Global View – Mars 2026

4/7/2026 9:24:35 AM

Marchés en retrait partiel

Mars se clôt sur une évidence : la correction est diffuse, mais loin d’être uniforme. Les marchés actions mondiaux reculent sans s’effondrer ; ils commencent plutôt à faire de la sélection.

À court terme, la lecture est sans ambigüité. Les principales zones géographiques affichent des performances mensuelles négatives, avec une Europe en faiblesse relative (-9%) et une Asie-Pacifique en repli au-delà de -10%. Les États-Unis limitent les pertes (-4%), confirmant une résilience structurelle à ce stade du cycle.

S’arrêter à cette photographie conjoncturelle serait toutefois réducteur. Sur un horizon de trois ans, toutes les grandes zones restent nettement positives : les États-Unis mènent avec environ +41%, suivis par une Amérique latine étonnamment dynamique (+42%). Le marché corrige, mais ne remet pas en cause la tendance de fond.

Énergie et matières premières

Un fil conducteur s’impose dans les analyses mensuelles : la persistance du leadership des secteurs liés à l’économie réelle. L’énergie domine encore, avec +12% sur le mois et plus de +33% sur un an. Cette dynamique ne tient pas uniquement aux prix des matières premières, mais aussi à des flux en progression : les tensions géopolitiques ne détournent pas les investisseurs des marchés, elles les réorientent vers des segments ciblés.

À côté de l’énergie, les ressources naturelles conservent un profil solide, tandis que d’autres segments montrent des signes d’essoufflement. L’immobilier pâtit de conditions financières toujours restrictives.
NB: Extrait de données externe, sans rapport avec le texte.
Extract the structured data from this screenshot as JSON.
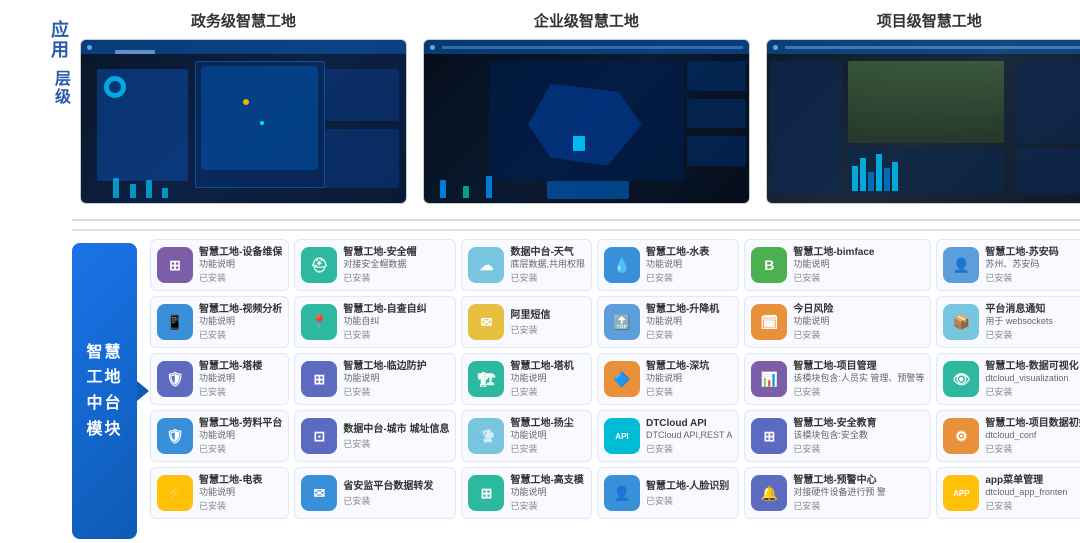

La technologie recule sur le mois (-5%), mais conserve une trajectoire de long terme robuste. Il ne s’agit pas d’une véritable rotation, mais plutôt d’un retour vers les lignes de tendance.

Métaux précieux

Le mouvement le plus brutal concerne les métaux précieux et miniers, en baisse de plus de -20% sur le mois. Pris isolément, le signal pourrait évoquer un retournement. Mais sur trois ans, la progression reste spectaculaire (+180%). Plus qu’un effondrement, il s’agit d’un réajustement face à des attentes excessives.

Obligataire, retour à la normale avec frictions

Le marché obligataire amorce un lent rééquilibrage. Les obligations souveraines américaines à court-moyen terme affichent environ +2% sur le mois, tandis que le crédit investment grade mondial reste quasi stable. Le signal est clair : un marché qui retrouve un certain équilibre, sans véritable élan.

Des fragilités subsistent. Les obligations convertibles, notamment en Asie, enregistrent des baisses marquées (-8% sur le mois), illustrant leur double sensibilité aux actions et aux taux. Les instruments hybrides redeviennent… véritablement hybrides.

Euro sous pression

Sur le marché des changes, l’euro recule face aux principales devises, notamment face au dollar (-3% environ sur le mois). Ce mouvement s’inscrit dans une logique cohérente de différentiel de croissance et de politique monétaire.

À l’inverse, l’euro surperforme certaines devises émergentes, comme le rand sud-africain ou le won coréen, signe d’un marché qui continue d’opérer des distinctions fines, même au sein du bloc émergent.

Forces relatives, la carte cachée du marché

L’aspect le plus révélateur du rapport ne réside pas dans les performances absolues, mais dans les forces relatives. Les graphiques mettent en évidence une hiérarchie toujours bien ancrée : les États-Unis conservent une position dominante, tandis que l’Europe et l’Asie peinent à combler leur retard.

D’un point de vue sectoriel, énergie et finance se renforcent, tandis que l’immobilier et la consommation discrétionnaire restent en retrait. Ce n’est pas seulement une photographie, c’est une véritable hiérarchie de marché — et ces hiérarchies ont la vie longue.

Un marché plus exigeant

Le message global est moins dramatique qu’une lecture rapide pourrait le suggérer, mais nettement plus exigeant. La longue phase de hausse généralisée est révolue. Elle laisse place à un environnement où la sélection redevient centrale, avec, en contrepartie, un risque accru de se tromper de positionnement.